I sometimes pride myself on an unusual ability to happen actually now and then to manage to notice the obvious, but it’s false pride, I know.
I want to look again at what Jeffrey Goldberg’s Torah teacher said.
I earlier pointed out one aspect of a neglected larger context – that OBL, unlike the Egyptians in the Bible story, died through human agency, not by his own bad luck or independent collision with the eternal will. But there is another relevant aspect of the story, a different kind of distinction, this one directly mentioned by the teacher and yet ignored in her subsequent analysis:
The water closed in on these enemies while the Israelites broke out in ecstatic singing following Moses’ recitation of the “Song of the Sea” found in Exodus 15. The angels, the text states, wanted to sing but God turned to them and said “My creatures are drowning in the sea, and you want to sing?”
Note that the human beings, the Israelites, break out in ecstatic singing at the drowning of the Egyptians, and, at least in this recitation, are not criticized for it. It’s the angels who are told to keep their empyreal mouths shut. The teacher continues (my emphasis):
Of course, there’s a desire to sing. There is a need to cry out in joy. But these knee-jerk reactions should be tempered by the larger question of what a human life is worth. Relief is appropriate. Celebration may just cross over a spiritual line.

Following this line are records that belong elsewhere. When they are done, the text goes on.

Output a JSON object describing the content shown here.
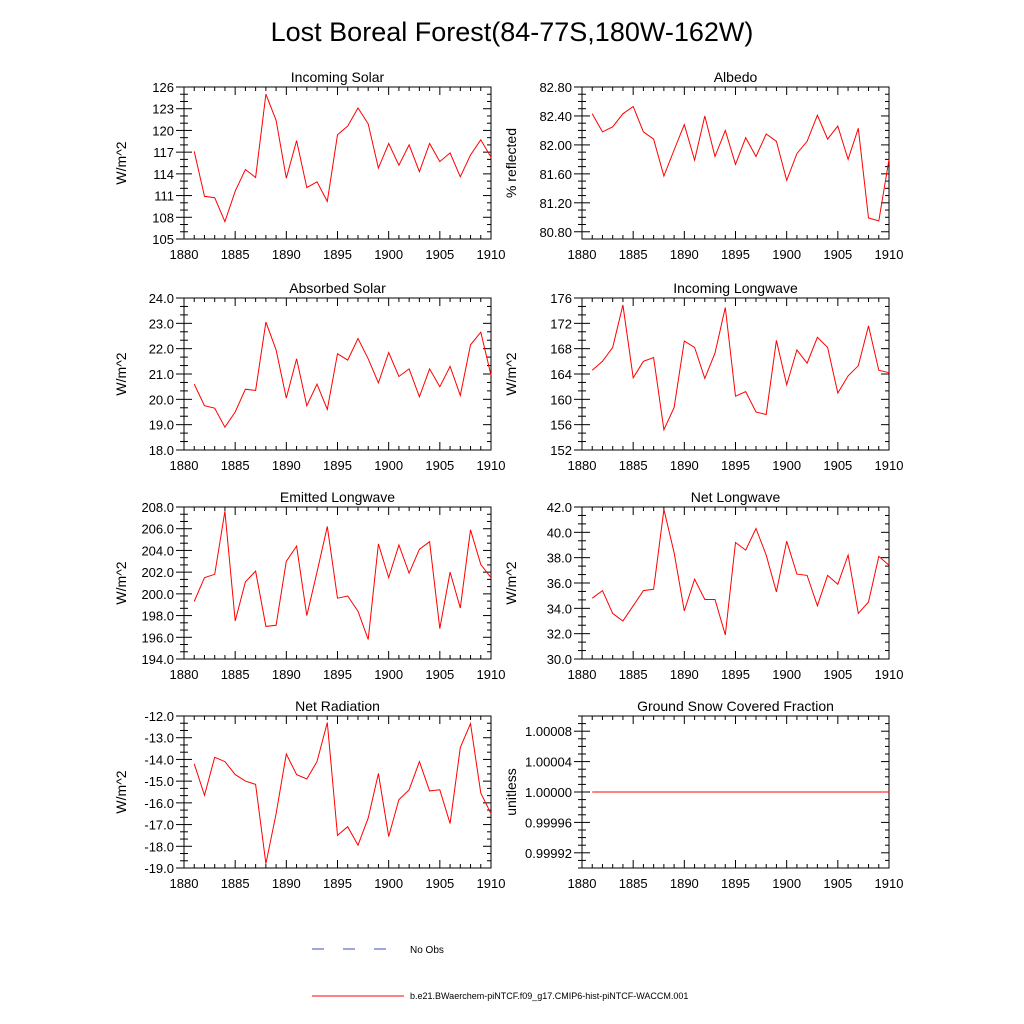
{
  "figure_title": "Lost Boreal Forest(84-77S,180W-162W)",
  "legend": {
    "obs_label": "No Obs",
    "model_label": "b.e21.BWaerchem-piNTCF.f09_g17.CMIP6-hist-piNTCF-WACCM.001",
    "obs_color": "#3c4fb8",
    "model_color": "#ff0000"
  },
  "chart_data": [
    {
      "type": "line",
      "title": "Incoming Solar",
      "ylabel": "W/m^2",
      "xlim": [
        1880,
        1910
      ],
      "ylim": [
        105,
        126
      ],
      "xticks": [
        1880,
        1885,
        1890,
        1895,
        1900,
        1905,
        1910
      ],
      "yticks": [
        105,
        108,
        111,
        114,
        117,
        120,
        123,
        126
      ],
      "ytick_labels": [
        "105",
        "108",
        "111",
        "114",
        "117",
        "120",
        "123",
        "126"
      ],
      "series": [
        {
          "color": "#ff0000",
          "x": [
            1881,
            1882,
            1883,
            1884,
            1885,
            1886,
            1887,
            1888,
            1889,
            1890,
            1891,
            1892,
            1893,
            1894,
            1895,
            1896,
            1897,
            1898,
            1899,
            1900,
            1901,
            1902,
            1903,
            1904,
            1905,
            1906,
            1907,
            1908,
            1909,
            1910
          ],
          "values": [
            117.1,
            110.9,
            110.7,
            107.4,
            111.6,
            114.6,
            113.5,
            125.0,
            121.4,
            113.4,
            118.6,
            112.1,
            112.9,
            110.2,
            119.4,
            120.6,
            123.1,
            120.9,
            114.8,
            118.2,
            115.2,
            118.0,
            114.3,
            118.2,
            115.7,
            116.9,
            113.6,
            116.6,
            118.7,
            116.3
          ]
        }
      ]
    },
    {
      "type": "line",
      "title": "Albedo",
      "ylabel": "% reflected",
      "xlim": [
        1880,
        1910
      ],
      "ylim": [
        80.7,
        82.8
      ],
      "xticks": [
        1880,
        1885,
        1890,
        1895,
        1900,
        1905,
        1910
      ],
      "yticks": [
        80.8,
        81.2,
        81.6,
        82.0,
        82.4,
        82.8
      ],
      "ytick_labels": [
        "80.80",
        "81.20",
        "81.60",
        "82.00",
        "82.40",
        "82.80"
      ],
      "series": [
        {
          "color": "#ff0000",
          "x": [
            1881,
            1882,
            1883,
            1884,
            1885,
            1886,
            1887,
            1888,
            1889,
            1890,
            1891,
            1892,
            1893,
            1894,
            1895,
            1896,
            1897,
            1898,
            1899,
            1900,
            1901,
            1902,
            1903,
            1904,
            1905,
            1906,
            1907,
            1908,
            1909,
            1910
          ],
          "values": [
            82.43,
            82.18,
            82.25,
            82.43,
            82.53,
            82.18,
            82.08,
            81.57,
            81.93,
            82.28,
            81.79,
            82.4,
            81.84,
            82.2,
            81.73,
            82.1,
            81.84,
            82.15,
            82.05,
            81.51,
            81.88,
            82.05,
            82.41,
            82.08,
            82.26,
            81.8,
            82.23,
            80.99,
            80.95,
            81.8
          ]
        }
      ]
    },
    {
      "type": "line",
      "title": "Absorbed Solar",
      "ylabel": "W/m^2",
      "xlim": [
        1880,
        1910
      ],
      "ylim": [
        18.0,
        24.0
      ],
      "xticks": [
        1880,
        1885,
        1890,
        1895,
        1900,
        1905,
        1910
      ],
      "yticks": [
        18,
        19,
        20,
        21,
        22,
        23,
        24
      ],
      "ytick_labels": [
        "18.0",
        "19.0",
        "20.0",
        "21.0",
        "22.0",
        "23.0",
        "24.0"
      ],
      "series": [
        {
          "color": "#ff0000",
          "x": [
            1881,
            1882,
            1883,
            1884,
            1885,
            1886,
            1887,
            1888,
            1889,
            1890,
            1891,
            1892,
            1893,
            1894,
            1895,
            1896,
            1897,
            1898,
            1899,
            1900,
            1901,
            1902,
            1903,
            1904,
            1905,
            1906,
            1907,
            1908,
            1909,
            1910
          ],
          "values": [
            20.6,
            19.75,
            19.65,
            18.9,
            19.5,
            20.4,
            20.35,
            23.05,
            21.95,
            20.05,
            21.6,
            19.75,
            20.6,
            19.6,
            21.8,
            21.55,
            22.4,
            21.6,
            20.65,
            21.85,
            20.9,
            21.2,
            20.1,
            21.2,
            20.5,
            21.3,
            20.15,
            22.15,
            22.65,
            20.95
          ]
        }
      ]
    },
    {
      "type": "line",
      "title": "Incoming Longwave",
      "ylabel": "W/m^2",
      "xlim": [
        1880,
        1910
      ],
      "ylim": [
        152,
        176
      ],
      "xticks": [
        1880,
        1885,
        1890,
        1895,
        1900,
        1905,
        1910
      ],
      "yticks": [
        152,
        156,
        160,
        164,
        168,
        172,
        176
      ],
      "ytick_labels": [
        "152",
        "156",
        "160",
        "164",
        "168",
        "172",
        "176"
      ],
      "series": [
        {
          "color": "#ff0000",
          "x": [
            1881,
            1882,
            1883,
            1884,
            1885,
            1886,
            1887,
            1888,
            1889,
            1890,
            1891,
            1892,
            1893,
            1894,
            1895,
            1896,
            1897,
            1898,
            1899,
            1900,
            1901,
            1902,
            1903,
            1904,
            1905,
            1906,
            1907,
            1908,
            1909,
            1910
          ],
          "values": [
            164.6,
            166.0,
            168.2,
            174.9,
            163.4,
            166.0,
            166.6,
            155.2,
            158.7,
            169.2,
            168.2,
            163.3,
            167.3,
            174.5,
            160.5,
            161.2,
            158.0,
            157.6,
            169.3,
            162.3,
            167.8,
            165.7,
            169.8,
            168.2,
            161.0,
            163.7,
            165.3,
            171.6,
            164.6,
            164.2
          ]
        }
      ]
    },
    {
      "type": "line",
      "title": "Emitted Longwave",
      "ylabel": "W/m^2",
      "xlim": [
        1880,
        1910
      ],
      "ylim": [
        194.0,
        208.0
      ],
      "xticks": [
        1880,
        1885,
        1890,
        1895,
        1900,
        1905,
        1910
      ],
      "yticks": [
        194,
        196,
        198,
        200,
        202,
        204,
        206,
        208
      ],
      "ytick_labels": [
        "194.0",
        "196.0",
        "198.0",
        "200.0",
        "202.0",
        "204.0",
        "206.0",
        "208.0"
      ],
      "series": [
        {
          "color": "#ff0000",
          "x": [
            1881,
            1882,
            1883,
            1884,
            1885,
            1886,
            1887,
            1888,
            1889,
            1890,
            1891,
            1892,
            1893,
            1894,
            1895,
            1896,
            1897,
            1898,
            1899,
            1900,
            1901,
            1902,
            1903,
            1904,
            1905,
            1906,
            1907,
            1908,
            1909,
            1910
          ],
          "values": [
            199.3,
            201.5,
            201.8,
            207.6,
            197.5,
            201.1,
            202.1,
            197.0,
            197.1,
            203.0,
            204.4,
            198.0,
            202.0,
            206.2,
            199.6,
            199.8,
            198.4,
            195.8,
            204.6,
            201.5,
            204.5,
            201.9,
            204.1,
            204.8,
            196.8,
            202.0,
            198.7,
            205.9,
            202.7,
            201.5
          ]
        }
      ]
    },
    {
      "type": "line",
      "title": "Net Longwave",
      "ylabel": "W/m^2",
      "xlim": [
        1880,
        1910
      ],
      "ylim": [
        30.0,
        42.0
      ],
      "xticks": [
        1880,
        1885,
        1890,
        1895,
        1900,
        1905,
        1910
      ],
      "yticks": [
        30,
        32,
        34,
        36,
        38,
        40,
        42
      ],
      "ytick_labels": [
        "30.0",
        "32.0",
        "34.0",
        "36.0",
        "38.0",
        "40.0",
        "42.0"
      ],
      "series": [
        {
          "color": "#ff0000",
          "x": [
            1881,
            1882,
            1883,
            1884,
            1885,
            1886,
            1887,
            1888,
            1889,
            1890,
            1891,
            1892,
            1893,
            1894,
            1895,
            1896,
            1897,
            1898,
            1899,
            1900,
            1901,
            1902,
            1903,
            1904,
            1905,
            1906,
            1907,
            1908,
            1909,
            1910
          ],
          "values": [
            34.8,
            35.4,
            33.6,
            33.0,
            34.2,
            35.4,
            35.5,
            41.8,
            38.4,
            33.8,
            36.3,
            34.7,
            34.7,
            31.9,
            39.2,
            38.6,
            40.3,
            38.2,
            35.3,
            39.3,
            36.7,
            36.6,
            34.2,
            36.6,
            35.9,
            38.2,
            33.6,
            34.5,
            38.1,
            37.4
          ]
        }
      ]
    },
    {
      "type": "line",
      "title": "Net Radiation",
      "ylabel": "W/m^2",
      "xlim": [
        1880,
        1910
      ],
      "ylim": [
        -19.0,
        -12.0
      ],
      "xticks": [
        1880,
        1885,
        1890,
        1895,
        1900,
        1905,
        1910
      ],
      "yticks": [
        -19,
        -18,
        -17,
        -16,
        -15,
        -14,
        -13,
        -12
      ],
      "ytick_labels": [
        "-19.0",
        "-18.0",
        "-17.0",
        "-16.0",
        "-15.0",
        "-14.0",
        "-13.0",
        "-12.0"
      ],
      "series": [
        {
          "color": "#ff0000",
          "x": [
            1881,
            1882,
            1883,
            1884,
            1885,
            1886,
            1887,
            1888,
            1889,
            1890,
            1891,
            1892,
            1893,
            1894,
            1895,
            1896,
            1897,
            1898,
            1899,
            1900,
            1901,
            1902,
            1903,
            1904,
            1905,
            1906,
            1907,
            1908,
            1909,
            1910
          ],
          "values": [
            -14.2,
            -15.65,
            -13.9,
            -14.1,
            -14.7,
            -15.0,
            -15.15,
            -18.8,
            -16.5,
            -13.75,
            -14.7,
            -14.9,
            -14.1,
            -12.3,
            -17.5,
            -17.1,
            -17.95,
            -16.7,
            -14.65,
            -17.55,
            -15.85,
            -15.4,
            -14.1,
            -15.45,
            -15.4,
            -16.95,
            -13.45,
            -12.35,
            -15.55,
            -16.5
          ]
        }
      ]
    },
    {
      "type": "line",
      "title": "Ground Snow Covered Fraction",
      "ylabel": "unitless",
      "xlim": [
        1880,
        1910
      ],
      "ylim": [
        0.9999,
        1.0001
      ],
      "xticks": [
        1880,
        1885,
        1890,
        1895,
        1900,
        1905,
        1910
      ],
      "yticks": [
        0.99992,
        0.99996,
        1.0,
        1.00004,
        1.00008
      ],
      "ytick_labels": [
        "0.99992",
        "0.99996",
        "1.00000",
        "1.00004",
        "1.00008"
      ],
      "series": [
        {
          "color": "#ff0000",
          "x": [
            1881,
            1910
          ],
          "values": [
            1.0,
            1.0
          ]
        }
      ]
    }
  ]
}
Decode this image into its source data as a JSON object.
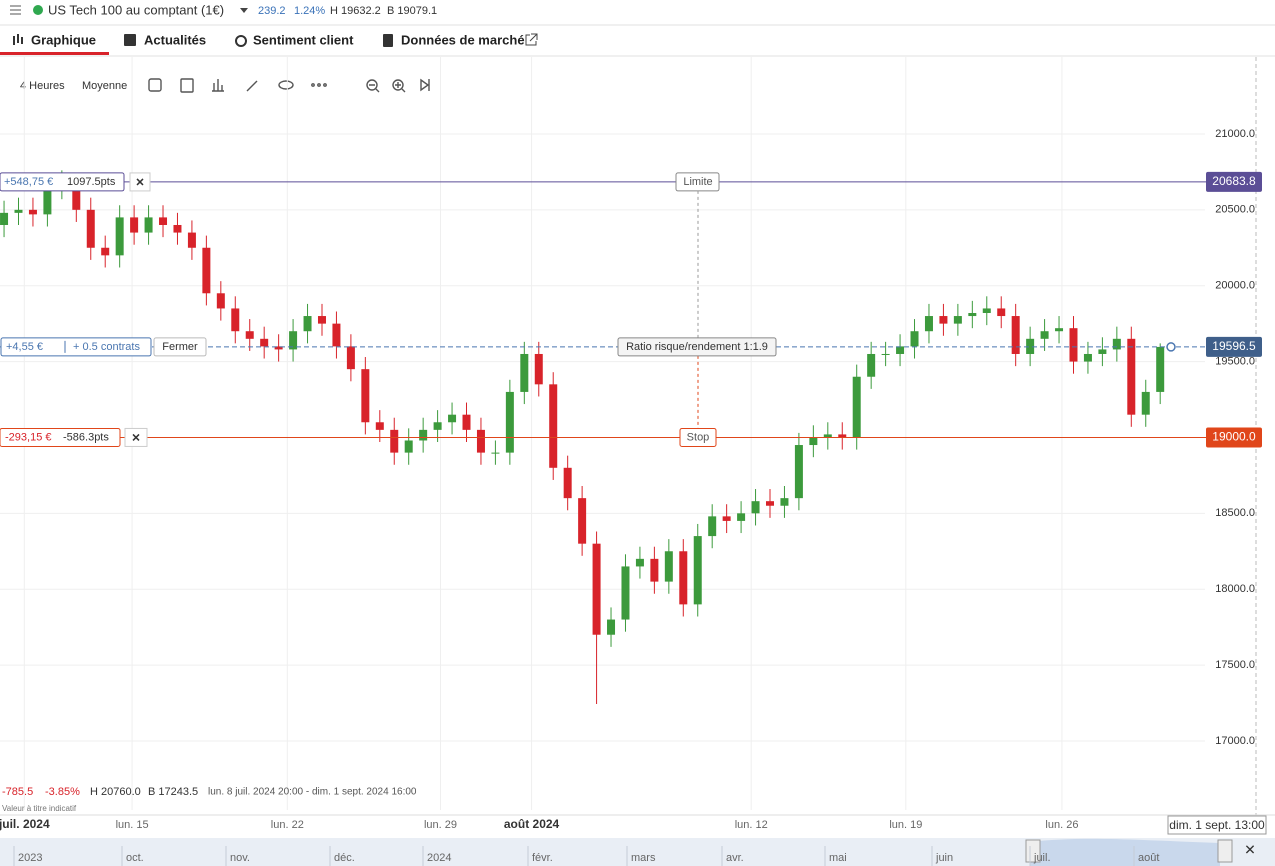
{
  "header": {
    "title": "US Tech 100 au comptant (1€)",
    "change": "239.2",
    "change_pct": "1.24%",
    "high": "H 19632.2",
    "low": "B 19079.1"
  },
  "tabs": [
    "Graphique",
    "Actualités",
    "Sentiment client",
    "Données de marché"
  ],
  "toolbar": {
    "interval": "4 Heures",
    "style": "Moyenne"
  },
  "chart_data": {
    "type": "candlestick",
    "open": [
      20400,
      20480,
      20500,
      20470,
      20650,
      20700,
      20500,
      20250,
      20200,
      20450,
      20350,
      20450,
      20400,
      20350,
      20250,
      19950,
      19850,
      19700,
      19650,
      19600,
      19580,
      19700,
      19800,
      19750,
      19600,
      19450,
      19100,
      19050,
      18900,
      18980,
      19050,
      19100,
      19150,
      19050,
      18900,
      18900,
      19300,
      19550,
      19350,
      18800,
      18600,
      18300,
      17700,
      17800,
      18150,
      18200,
      18050,
      18250,
      17900,
      18350,
      18480,
      18450,
      18500,
      18580,
      18550,
      18600,
      18950,
      19000,
      19020,
      19000,
      19400,
      19550,
      19550,
      19600,
      19700,
      19800,
      19750,
      19800,
      19820,
      19850,
      19800,
      19550,
      19650,
      19700,
      19720,
      19500,
      19550,
      19580,
      19650,
      19150,
      19300
    ],
    "high": [
      20560,
      20580,
      20580,
      20730,
      20760,
      20740,
      20580,
      20330,
      20530,
      20530,
      20530,
      20530,
      20480,
      20430,
      20330,
      20030,
      19930,
      19780,
      19730,
      19680,
      19780,
      19880,
      19880,
      19830,
      19680,
      19530,
      19180,
      19130,
      19060,
      19130,
      19180,
      19230,
      19230,
      19130,
      18980,
      19380,
      19630,
      19630,
      19430,
      18880,
      18680,
      18380,
      17880,
      18230,
      18280,
      18280,
      18330,
      18330,
      18430,
      18560,
      18560,
      18580,
      18660,
      18660,
      18680,
      19030,
      19080,
      19100,
      19100,
      19480,
      19630,
      19630,
      19680,
      19780,
      19880,
      19880,
      19880,
      19900,
      19930,
      19930,
      19880,
      19730,
      19780,
      19800,
      19800,
      19630,
      19660,
      19730,
      19730,
      19380,
      19620
    ],
    "low": [
      20320,
      20400,
      20390,
      20390,
      20570,
      20420,
      20170,
      20120,
      20120,
      20270,
      20270,
      20320,
      20270,
      20170,
      19870,
      19770,
      19620,
      19570,
      19520,
      19500,
      19500,
      19620,
      19670,
      19520,
      19370,
      19020,
      18970,
      18820,
      18820,
      18900,
      18970,
      19020,
      18970,
      18820,
      18820,
      18820,
      19220,
      19270,
      18720,
      18520,
      18220,
      17243.5,
      17620,
      17720,
      18070,
      17970,
      17970,
      17820,
      17820,
      18270,
      18370,
      18370,
      18420,
      18470,
      18470,
      18520,
      18870,
      18920,
      18920,
      18920,
      19320,
      19470,
      19470,
      19520,
      19620,
      19670,
      19670,
      19720,
      19740,
      19720,
      19470,
      19470,
      19570,
      19620,
      19420,
      19420,
      19470,
      19500,
      19070,
      19070,
      19220
    ],
    "close": [
      20480,
      20500,
      20470,
      20650,
      20700,
      20500,
      20250,
      20200,
      20450,
      20350,
      20450,
      20400,
      20350,
      20250,
      19950,
      19850,
      19700,
      19650,
      19600,
      19580,
      19700,
      19800,
      19750,
      19600,
      19450,
      19100,
      19050,
      18900,
      18980,
      19050,
      19100,
      19150,
      19050,
      18900,
      18900,
      19300,
      19550,
      19350,
      18800,
      18600,
      18300,
      17700,
      17800,
      18150,
      18200,
      18050,
      18250,
      17900,
      18350,
      18480,
      18450,
      18500,
      18580,
      18550,
      18600,
      18950,
      19000,
      19020,
      19000,
      19400,
      19550,
      19550,
      19600,
      19700,
      19800,
      19750,
      19800,
      19820,
      19850,
      19800,
      19550,
      19650,
      19700,
      19720,
      19500,
      19550,
      19580,
      19650,
      19150,
      19300,
      19596.5
    ],
    "up_color": "#3c9a3c",
    "down_color": "#d8232a",
    "ylim": [
      16545,
      21507
    ],
    "yticks": [
      {
        "value": 17000,
        "label": "17000.0"
      },
      {
        "value": 17500,
        "label": "17500.0"
      },
      {
        "value": 18000,
        "label": "18000.0"
      },
      {
        "value": 18500,
        "label": "18500.0"
      },
      {
        "value": 19000,
        "label": "19000.0"
      },
      {
        "value": 19500,
        "label": "19500.0"
      },
      {
        "value": 20000,
        "label": "20000.0"
      },
      {
        "value": 20500,
        "label": "20500.0"
      },
      {
        "value": 21000,
        "label": "21000.0"
      }
    ],
    "xlim": [
      -0.28,
      83.1
    ],
    "xticks": [
      {
        "value": 1.4,
        "label": "juil. 2024"
      },
      {
        "value": 8.86,
        "label": "lun. 15"
      },
      {
        "value": 19.6,
        "label": "lun. 22"
      },
      {
        "value": 30.2,
        "label": "lun. 29"
      },
      {
        "value": 36.5,
        "label": "août 2024"
      },
      {
        "value": 51.7,
        "label": "lun. 12"
      },
      {
        "value": 62.4,
        "label": "lun. 19"
      },
      {
        "value": 73.2,
        "label": "lun. 26"
      }
    ],
    "grid": true,
    "limit": {
      "label": "Limite",
      "price": 20683.8,
      "pnl": "+548,75 €",
      "pts": "1097.5pts",
      "color": "#5b4e96"
    },
    "position": {
      "price": 19596.5,
      "pnl": "+4,55 €",
      "size": "+ 0.5 contrats",
      "button": "Fermer",
      "ratio": "Ratio risque/rendement 1:1.9",
      "color": "#4a76b0"
    },
    "stop": {
      "label": "Stop",
      "price": {
        "value": 19000,
        "label": "19000.0"
      },
      "pnl": "-293,15 €",
      "pts": "-586.3pts",
      "color": "#e0461a"
    }
  },
  "stats": {
    "change": "-785.5",
    "change_pct": "-3.85%",
    "high": "H 20760.0",
    "low": "B 17243.5",
    "range": "lun. 8 juil. 2024 20:00 - dim. 1 sept. 2024 16:00",
    "note": "Valeur à titre indicatif",
    "cursor": "dim. 1 sept. 13:00"
  },
  "navigator": [
    "2023",
    "oct.",
    "nov.",
    "déc.",
    "2024",
    "févr.",
    "mars",
    "avr.",
    "mai",
    "juin",
    "juil.",
    "août"
  ]
}
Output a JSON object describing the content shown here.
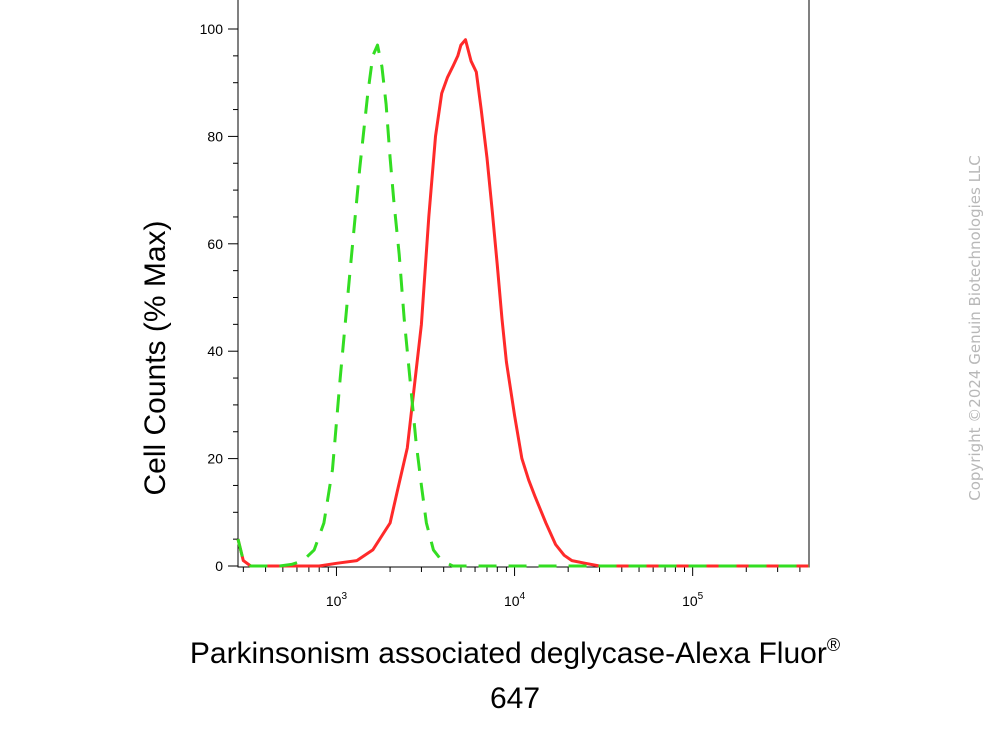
{
  "chart_data": {
    "type": "line",
    "xscale": "log",
    "xlim": [
      280,
      450000
    ],
    "ylim": [
      0,
      100
    ],
    "xlabel_line1": "Parkinsonism associated deglycase-Alexa Fluor",
    "xlabel_reg": "®",
    "xlabel_line2": "647",
    "ylabel": "Cell Counts (% Max)",
    "y_ticks": [
      0,
      20,
      40,
      60,
      80,
      100
    ],
    "x_ticks": [
      {
        "value": 1000,
        "base": "10",
        "exp": "3"
      },
      {
        "value": 10000,
        "base": "10",
        "exp": "4"
      },
      {
        "value": 100000,
        "base": "10",
        "exp": "5"
      }
    ],
    "series": [
      {
        "color": "#ff2a2a",
        "dash": "solid",
        "x": [
          280,
          300,
          330,
          400,
          600,
          800,
          1000,
          1300,
          1600,
          2000,
          2200,
          2500,
          3000,
          3300,
          3600,
          3900,
          4200,
          4500,
          4800,
          5000,
          5300,
          5700,
          6100,
          6500,
          7000,
          7500,
          8000,
          8500,
          9000,
          10000,
          11000,
          12000,
          13000,
          15000,
          17000,
          19000,
          21000,
          25000,
          30000,
          50000,
          100000,
          200000,
          450000
        ],
        "y": [
          5,
          1,
          0,
          0,
          0,
          0,
          0.5,
          1,
          3,
          8,
          14,
          22,
          45,
          65,
          80,
          88,
          91,
          93,
          95,
          97,
          98,
          94,
          92,
          85,
          76,
          66,
          56,
          46,
          38,
          28,
          20,
          16,
          13,
          8,
          4,
          2,
          1,
          0.5,
          0,
          0,
          0,
          0,
          0
        ]
      },
      {
        "color": "#33dd22",
        "dash": "dashed",
        "x": [
          280,
          300,
          330,
          400,
          480,
          560,
          650,
          750,
          850,
          950,
          1050,
          1200,
          1350,
          1500,
          1600,
          1700,
          1800,
          1900,
          2000,
          2100,
          2250,
          2400,
          2600,
          2800,
          3000,
          3200,
          3500,
          3900,
          4500,
          6000,
          10000,
          100000,
          450000
        ],
        "y": [
          5,
          1,
          0,
          0,
          0,
          0.3,
          1,
          3,
          8,
          18,
          35,
          56,
          74,
          88,
          95,
          97,
          93,
          86,
          76,
          68,
          58,
          46,
          34,
          23,
          15,
          8,
          3,
          1,
          0,
          0,
          0,
          0,
          0
        ]
      }
    ]
  },
  "copyright": "Copyright ©2024 Genuin Biotechnologies LLC"
}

Contrary to the teacher’s reading, and my earlier one, the Biblical text appears to be acknowledging and in effect affirming the expression of joy. There is a need to cry out in joy.
Needs are needs. There’s no choice about them.
Are human beings supposed to emulate the angels, to become angels? In my Hermann Cohen-influenced reading of the prophetic teachings, I don’t think so. Human beings do not become “more divine” by becoming “less human.” Divine is a different category of existence altogether – human beings at most “draw nearer” to it – while the angels don’t really know what they’re singing about, because they do not also suffer and die.
More after I’ve had a chance to review and reflect on the relevant texts.
Interesting perspective. The thing I would review and reflect on myself would be the part about the Divine being a different category. My sense is that mystics see us as divine. That separates their outlook from the institutionalized religious idea about us being eternally separate from God and “His” angels. It goes to the difference between dualism and non-dualism. So I would recommend continuing to be clear about this being a particular religious perspective on things as opposed to being religious substantiation of why it’s okay for humans to celebrate violence.